Religion, Ideology and Mindfulness, Part II

Note: Throughout these posts, I will frequently illustrate points with quotes from Jon Kabat-Zinn’s Full Catastrophe Living: Using the Wisdom of Your Body and Mind to Face Stress, Pain, and Illness, Kindle Version, Revised Edition 2013; Bantam Books, New York.

By way of quick review: In Varieties of Religious Experience, William James defines religion as “…the feelings, acts, and experiences of individual men in their solitude, so far as they apprehend themselves to stand in relation to whatever they may consider the divine” (p.38), with the ‘divine’ beingsuch a primal reality as the individual feels impelled to respond to solemnly and gravely, and neither by a curse nor a jest.” (p. 45). According to Clifford Geertz, religion creates “an aura of utter actuality. It is this sense of the ‘really real’ upon which the religious perspective rests” (Interpretation of Cultures, p. 112; my italics).

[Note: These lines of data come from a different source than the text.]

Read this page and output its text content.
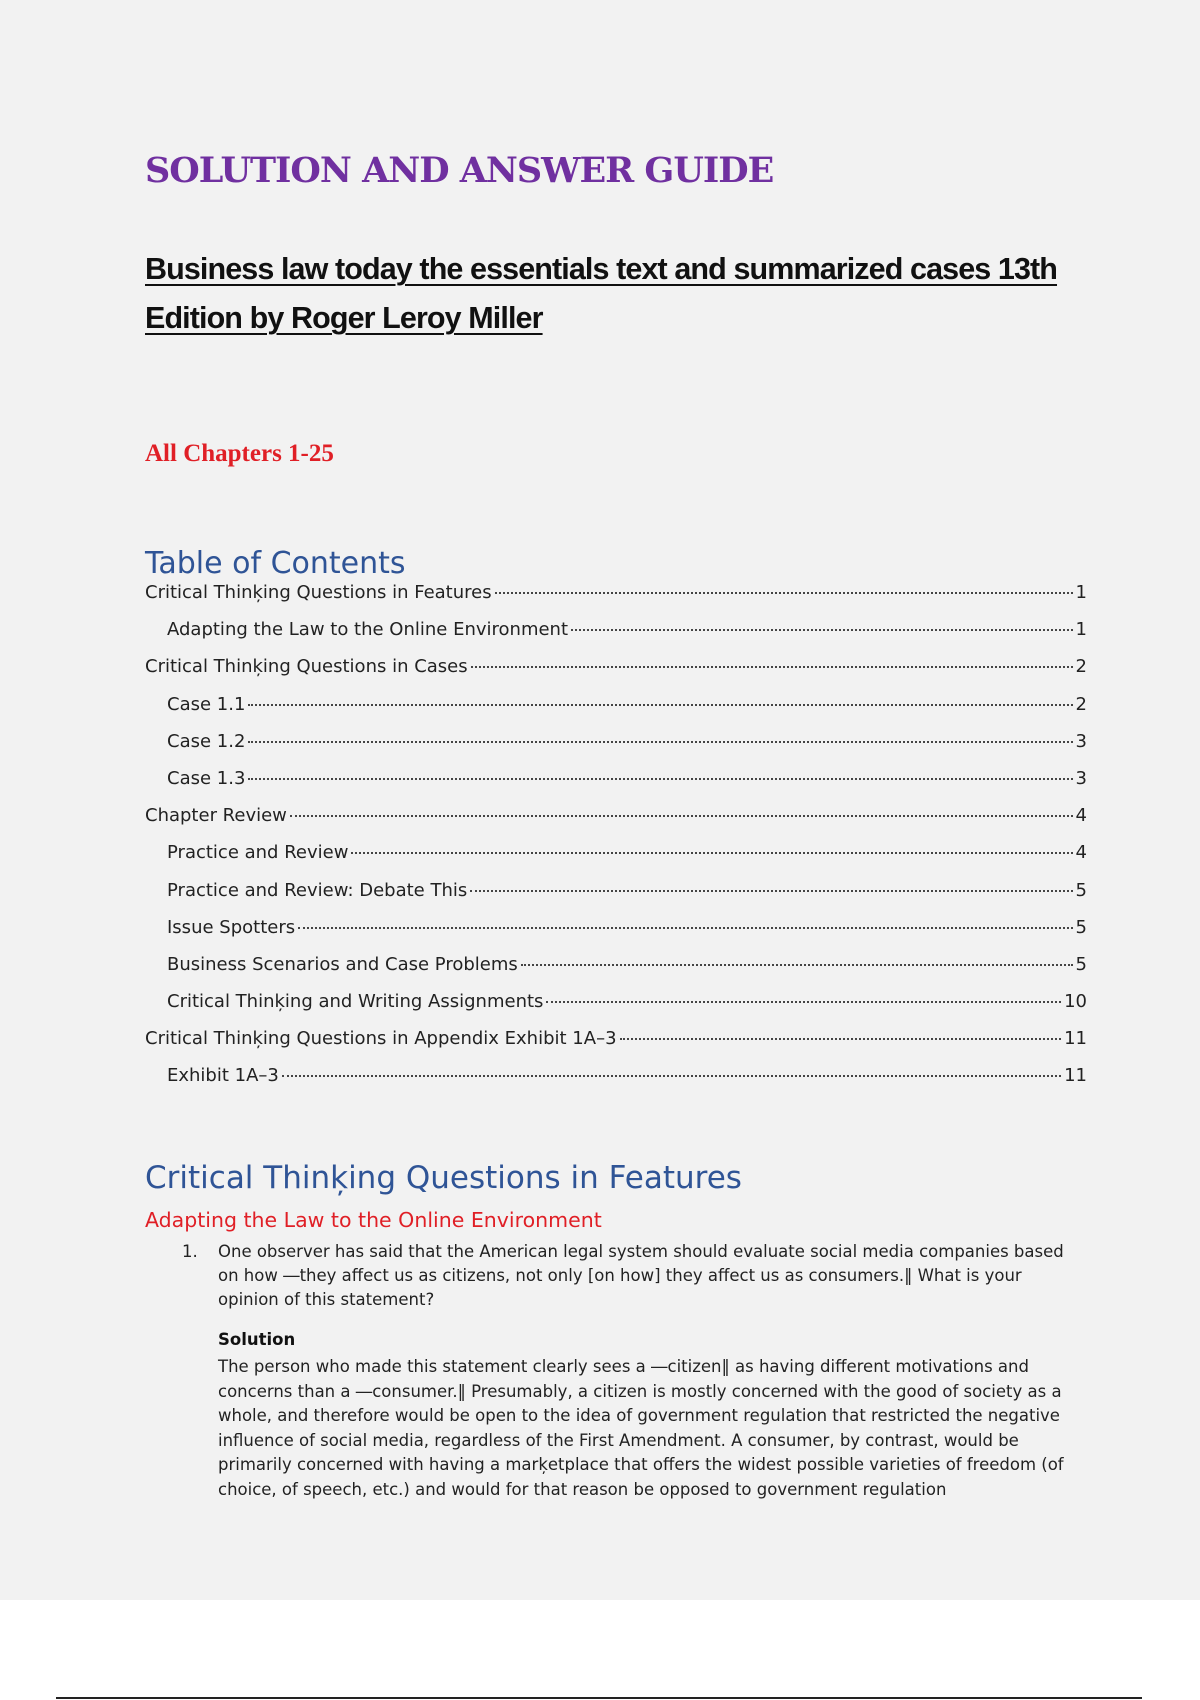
SOLUTION AND ANSWER GUIDE
Business law today the essentials text and summarized cases 13th Edition by Roger Leroy Miller
All Chapters 1-25
Table of Contents
Critical Thinķing Questions in Features	1
Adapting the Law to the Online Environment	1
Critical Thinķing Questions in Cases	2
Case 1.1	2
Case 1.2	3
Case 1.3	3
Chapter Review	4
Practice and Review	4
Practice and Review: Debate This	5
Issue Spotters	5
Business Scenarios and Case Problems	5
Critical Thinķing and Writing Assignments	10
Critical Thinķing Questions in Appendix Exhibit 1A–3	11
Exhibit 1A–3	11
Critical Thinķing Questions in Features
Adapting the Law to the Online Environment
1. One observer has said that the American legal system should evaluate social media companies based on how ―they affect us as citizens, not only [on how] they affect us as consumers.‖ What is your opinion of this statement?

Solution

The person who made this statement clearly sees a ―citizen‖ as having different motivations and concerns than a ―consumer.‖ Presumably, a citizen is mostly concerned with the good of society as a whole, and therefore would be open to the idea of government regulation that restricted the negative influence of social media, regardless of the First Amendment. A consumer, by contrast, would be primarily concerned with having a marķetplace that offers the widest possible varieties of freedom (of choice, of speech, etc.) and would for that reason be opposed to government regulation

Borrowing from Robert Jay Lifton and Willard S. Mullins, ideology is a relatively comprehensive and coherent set of convictions (a “vision”) about how humans and the world works, which is powerful enough to influence one’s thinking, feelings, evaluations, and actions.

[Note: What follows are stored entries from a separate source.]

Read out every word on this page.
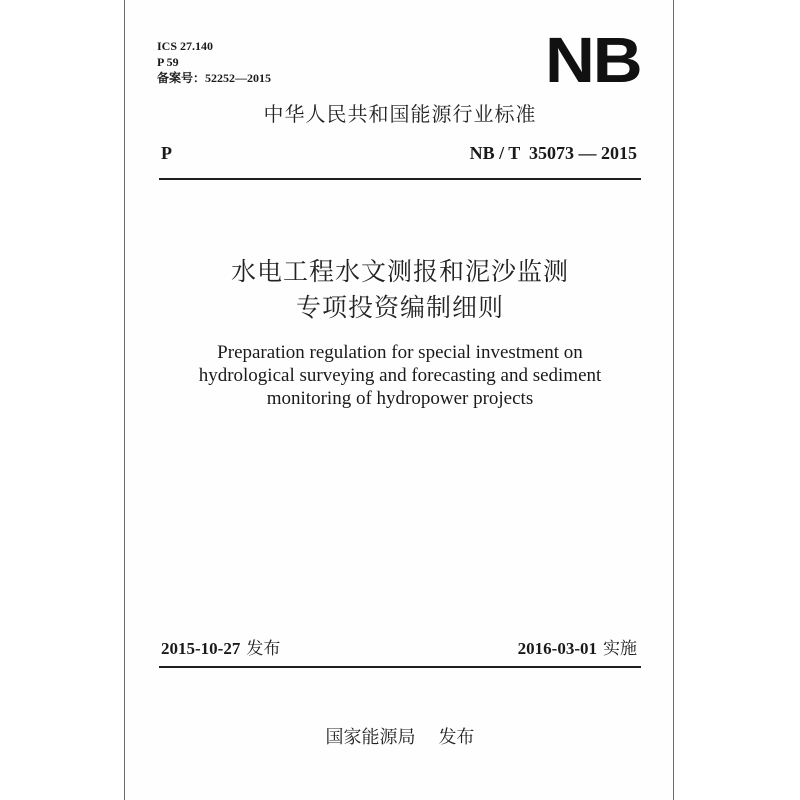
ICS 27.140
P 59
备案号：52252—2015	NB
中华人民共和国能源行业标准
P	NB / T  35073 — 2015
水电工程水文测报和泥沙监测
专项投资编制细则
Preparation regulation for special investment on
hydrological surveying and forecasting and sediment
monitoring of hydropower projects
2015-10-27 发布	2016-03-01 实施
国家能源局 发布
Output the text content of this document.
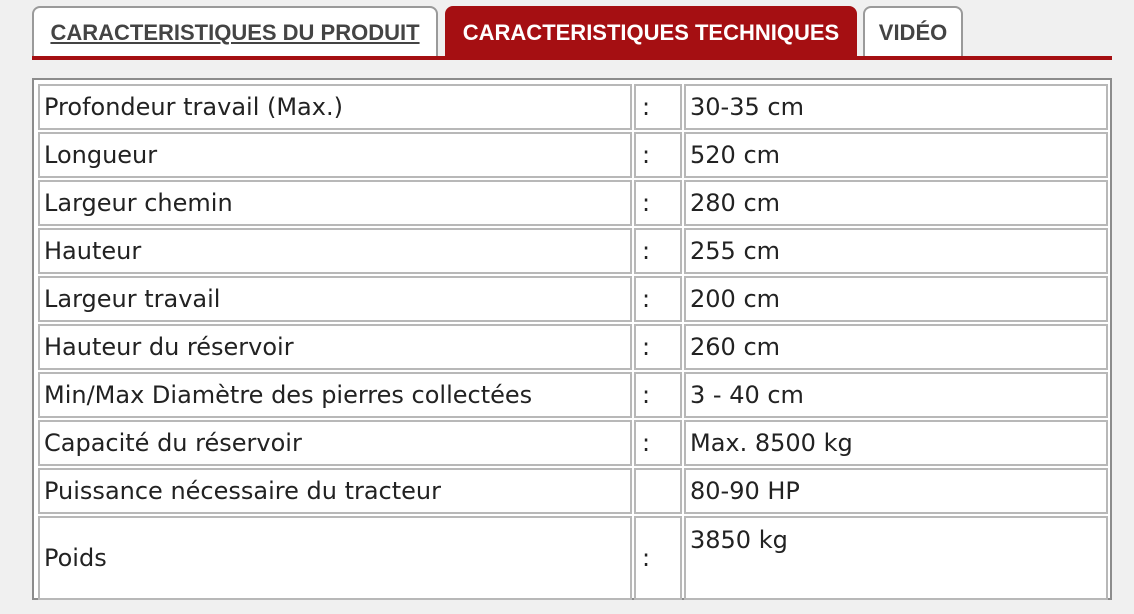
CARACTERISTIQUES DU PRODUIT	CARACTERISTIQUES TECHNIQUES	VIDÉO
Profondeur travail (Max.)	:	30-35 cm
Longueur	:	520 cm
Largeur chemin	:	280 cm
Hauteur	:	255 cm
Largeur travail	:	200 cm
Hauteur du réservoir	:	260 cm
Min/Max Diamètre des pierres collectées	:	3 - 40 cm
Capacité du réservoir	:	Max. 8500 kg
Puissance nécessaire du tracteur		80-90 HP
Poids	:	3850 kg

Mindfulness is both an ideology and a religion. In this commentary, I will often refer to the mindfulness as one or the other, but I don’t intend to use awkward compound words like “religio-ideological”.

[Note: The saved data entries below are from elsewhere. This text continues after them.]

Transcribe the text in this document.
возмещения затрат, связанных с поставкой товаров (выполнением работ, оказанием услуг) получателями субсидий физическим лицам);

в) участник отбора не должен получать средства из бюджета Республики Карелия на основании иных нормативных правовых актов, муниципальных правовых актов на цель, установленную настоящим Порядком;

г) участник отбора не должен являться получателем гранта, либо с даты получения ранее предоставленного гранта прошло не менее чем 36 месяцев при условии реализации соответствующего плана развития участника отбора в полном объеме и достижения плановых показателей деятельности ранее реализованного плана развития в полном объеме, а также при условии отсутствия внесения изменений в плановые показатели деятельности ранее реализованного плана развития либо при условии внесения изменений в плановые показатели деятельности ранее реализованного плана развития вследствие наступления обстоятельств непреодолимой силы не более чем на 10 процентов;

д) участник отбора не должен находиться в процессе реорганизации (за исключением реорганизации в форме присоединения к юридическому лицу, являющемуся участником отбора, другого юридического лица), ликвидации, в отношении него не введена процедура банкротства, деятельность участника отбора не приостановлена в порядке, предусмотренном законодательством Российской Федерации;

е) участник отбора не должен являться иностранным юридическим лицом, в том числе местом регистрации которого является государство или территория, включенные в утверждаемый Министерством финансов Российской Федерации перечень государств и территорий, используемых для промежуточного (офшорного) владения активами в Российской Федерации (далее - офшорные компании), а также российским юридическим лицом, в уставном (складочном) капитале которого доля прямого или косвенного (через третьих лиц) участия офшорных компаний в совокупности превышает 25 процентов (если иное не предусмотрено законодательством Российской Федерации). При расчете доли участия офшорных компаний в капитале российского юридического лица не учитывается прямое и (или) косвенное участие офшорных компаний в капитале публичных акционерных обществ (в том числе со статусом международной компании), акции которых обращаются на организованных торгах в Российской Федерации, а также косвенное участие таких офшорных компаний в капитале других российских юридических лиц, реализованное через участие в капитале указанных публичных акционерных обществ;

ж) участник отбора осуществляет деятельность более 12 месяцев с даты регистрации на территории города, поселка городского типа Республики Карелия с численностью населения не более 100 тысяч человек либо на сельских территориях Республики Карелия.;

In mindfulness discourse, “non-judgmental awareness” is a way of experiencing the world that reveals its true nature. Using the terminology of James and Geertz, non-judgmental awareness is a kind of religious experience that reveals the really real. To be mindful is to be aware is to know the truth. From Kabat-Zinn’s Full Catastrophe Living (FCL):

“I define mindfulness operationally as the awareness that arises by paying attention on purpose, in the present moment, and non-judgmentally.” Introduction to the Second Edition, Kindle page 394

“This feeling, this apprehending, is another way of knowing for us, beyond merely thought-based knowing. We have a word for it in English: awareness. Making use of this innate capacity for knowing, we can investigate, inquire, and apprehend what is so for us in profoundly liberating ways.” Introduction to the Second Edition, Kindle page 387

“Knowing what you are doing while you are doing it is the essence of mindfulness practice. The knowing is a non-conceptual knowing, or a bigger than conceptual knowing. It is awareness itself.” Chapter 1, Kindle page 1120

“…how difficult it is just to listen to the body or attend to our thoughts simply as events in the field of awareness. …As we have seen, the great delusion of separateness that we indulge in, coupled with our deeply conditioned habits of mind, the scars we carry, and our general level of unawareness, can result in particularly toxic and disregulating consequences for both our body and our mind.” Chapter 16, Kindle page 5102

In the discourse of mindfulness, it is through mindful awareness that we catch glimpses of the true interconnectedness of everything in the world (as opposed to the “great delusion of separateness”). This is the world of the really real – the realm of religion.

For those who believe in this particular vision of an interconnected world, awareness is not just a way of experiencing things – it’s a “way of being”. In fact, mindfulness practitioners may find the idea of “experience” too small to capture the profound liberation and the deep “non-conceptual knowing” that awareness is considered to bring. According to this perspective, the standard sense of “experience” reflects a sort of alienated subjectivity (“the great delusion of separateness”), in which we live and suffer alone. In contrast, moments of mindful awareness are “true moments of wholeness” where we are being with the interconnected world (FCL Chapter 4, Kindle page 1964).

Nor, according to FCL, is “awareness” the same as “paying attention”. True awareness arises by paying attention in a particular way (non-judgmentally, in the moment, with acceptance, etc.). But it is much more than a type of attention. Awareness is transformative; awareness can lead to wisdom; awareness reveals and begets harmony, interconnectedness and being. Paying attention alone is or does none of these things.

As a form of religious experience, “awareness” isn’t just any old experience – it is a portal to the really real. To quote and paraphrase Geertz, as religious experience, mindful awareness reveals “a general order of existence” clothed with “an aura of factuality” (The Interpretation of Cultures, p.90).

Footnote: Without being too fancy about it, my definition of “experience” is from wiktionary.org: event(s) of which one is cognizant. These events may include all sorts of things: actions, thoughts, feelings, intuitions, perceptions (at various levels of integration and binding), sensations, proprioception, spatial relations, etc. Some within the mindfulness world might take exception to the assumption of awareness in this definition (“cognizant”) given the “half sleep of unawareness” in which the unmindful masses are thought to be habitually immersed (FCL, Chapter 27, Kindle page 8047).